Best Practices for Asking Questions
To receive optimal assistance from Glean in Slack, follow these key principles:
Key Guidelines for Effective Questions
- Be Specific: Frame your question with clear, precise details that provide necessary context
- Use Complete Sentences: Structure your questions as full, grammatically complete sentences
- Focus on One Topic: Address one subject per question to ensure clear and targeted responses
Example Questions That Work Well
Here are examples of questions that Glean can effectively detect and answer:
Technical Queries
- “Is Deploy Orchestrator failing with a 500 error supposed to be transient?”

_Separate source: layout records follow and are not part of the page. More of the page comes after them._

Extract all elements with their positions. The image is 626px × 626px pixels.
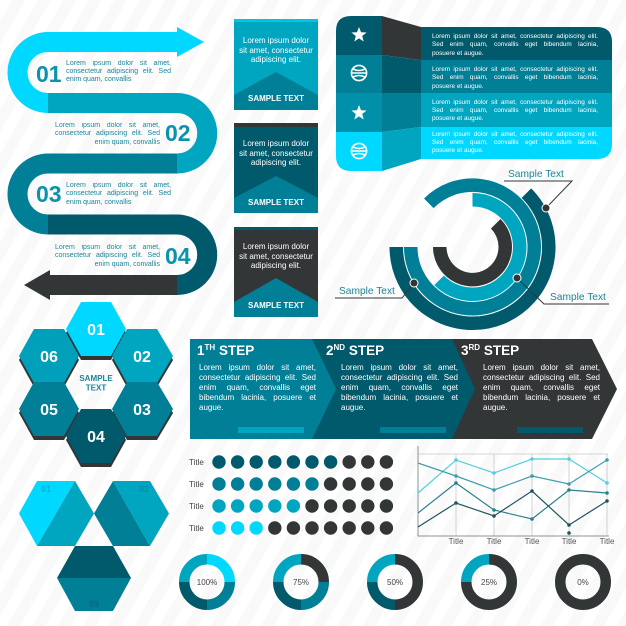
hexagon 03 split [57, 546, 131, 611]
segment 5 arrow [24, 270, 177, 300]
step 04 text: Lorem ipsum dolor sit amet, [55, 244, 160, 251]
step 3 body: Lorem ipsum dolor sit amet, [483, 363, 600, 372]
step 2 body: Lorem ipsum dolor sit amet, [341, 363, 458, 372]
hexagon 02 split: 02 [139, 484, 149, 494]
hexagon 05 [19, 382, 79, 436]
step 04 text: enim quam, convallis [95, 261, 160, 268]
callout top right [504, 169, 572, 212]
panel: sample card 2: sit amet, consectetur [239, 149, 313, 158]
step 3 bar [517, 427, 583, 433]
step 1 body [199, 363, 316, 415]
row text 4: Lorem ipsum dolor sit amet, consectetur adipiscing elit. [432, 130, 598, 138]
donut 100%: 100% [197, 578, 217, 587]
hexagon cluster [19, 302, 173, 467]
step 3 heading: 3RD STEP [461, 343, 519, 358]
step 03 text: Lorem ipsum dolor sit amet, [66, 182, 171, 189]
row 2 [189, 477, 393, 491]
center label: TEXT [86, 384, 106, 392]
step 3 body: enim quam, convallis eget [483, 383, 600, 392]
step 3 body: consectetur adipiscing elit. Sed [483, 373, 600, 382]
panel: sample card 1: Lorem ipsum dolor [243, 36, 309, 45]
step 01 number: 01 [36, 61, 62, 87]
row text 2: Sed enim quam, convallis eget bibendum lacinia, [432, 74, 598, 81]
step 1 body: bibendum lacinia, posuere et [199, 393, 316, 402]
axis labels: Title [449, 537, 464, 546]
row text 2: Lorem ipsum dolor sit amet, consectetur adipiscing elit. [432, 66, 598, 73]
dot matrix chart [189, 455, 393, 535]
row text 3: posuere et augue. [432, 115, 484, 122]
callout left [335, 279, 418, 298]
row 3: Title [189, 502, 204, 511]
step 1 heading: 1TH STEP [197, 343, 254, 358]
row text 4 [432, 130, 598, 156]
row text 1: posuere et augue. [432, 50, 484, 57]
callout lower right [513, 274, 609, 304]
step 02 text: enim quam, convallis [95, 139, 160, 146]
row text 3: Lorem ipsum dolor sit amet, consectetur adipiscing elit. [432, 98, 598, 106]
panel: sample card 3: adipiscing elit. [251, 261, 301, 270]
series 1 [418, 457, 609, 493]
ribbon folds [382, 16, 421, 171]
panel: sample card 1: sit amet, consectetur [239, 46, 313, 55]
step 03 text: enim quam, convallis [66, 199, 131, 206]
step 2 body: bibendum lacinia, posuere et [341, 393, 458, 402]
donut 75%: 75% [293, 578, 309, 587]
hexagon 02 [112, 329, 173, 383]
donut 100% [184, 559, 230, 605]
row 1 [189, 455, 393, 469]
step 1 body: Lorem ipsum dolor sit amet, [199, 363, 316, 372]
step 04 number: 04 [165, 243, 191, 269]
row text 2: posuere et augue. [432, 83, 484, 90]
segment 3 [17, 164, 177, 224]
hexagon 05: 05 [40, 402, 58, 419]
segment 2 [48, 103, 207, 164]
panel: sample card 2: SAMPLE TEXT [248, 198, 304, 207]
step 2 bar [380, 427, 446, 433]
donut 75% [278, 559, 324, 605]
hexagon 03 [112, 382, 173, 436]
hexagon 04: 04 [87, 429, 105, 446]
hexagon 01: 01 [87, 322, 105, 339]
row text 3 [432, 98, 598, 124]
hexagon 06 [19, 329, 79, 383]
axis labels: Title [600, 537, 615, 546]
panel: three step chevrons [190, 339, 617, 439]
step 3 body: bibendum lacinia, posuere et [483, 393, 600, 402]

- “What is the minimum LTE bandwidth required for AB4 streaming on Respond?”
- “Are click tracking URLs valid for multiple calls, or only the first one?”
Administrative Questions
- “What is our PTO policy?”
- “How much of the relocation budget can be used for home workspace setup?”
- “What’s the meal reimbursement budget for late dinner at the office?”
Access and Support
- “Where should I request access to [product name]?”
- “How do I request access to a loaner laptop?”
- “Can I cancel my peer-review submissions?”
Questions That May Not Receive Responses
While Glean is designed to be highly responsive, certain types of messages won’t trigger responses. Understanding these categories can help you rephrase your questions more effectively.
Non-Question Statements
Messages that don’t explicitly request information won’t receive responses, such as:
- “Not sure this is the right channel to ask about GPT…”
- “Discussion regarding topicality :thread:“
Contextually Ambiguous Questions
Questions that lack sufficient context for a meaningful response:
- “Is that flag good enough to prevent irregularities?”
- “Are these the final design drafts?”
- “@Sarah, can you provide more details about yesterday’s issue?”
Opinion-Based Questions
Queries seeking subjective judgments rather than factual information:
- “Which is the best programming language, Go or Python?”
- “What’s the most effective way to structure our team?”
Action Requests
Questions that require human intervention or specific actions:
- “@sales-team, Can someone give a demo to a new prospect?”
- “@jira-team, Can you provide access to Jira?”
Questions directed at specific individuals or teams using @ mentions are treated as action requests and won’t receive automated responses, even if they’re phrased as questions.
Tips for Rephrasing Questions
When your question falls into one of the non-answerable categories, try these approaches:
- Add specific context to ambiguous questions
- Rephrase action requests as information queries
- Convert opinion requests into fact-based questions
- Remove @ mentions when seeking general information
This will help ensure your questions are structured in a way that Glean can effectively process and answer.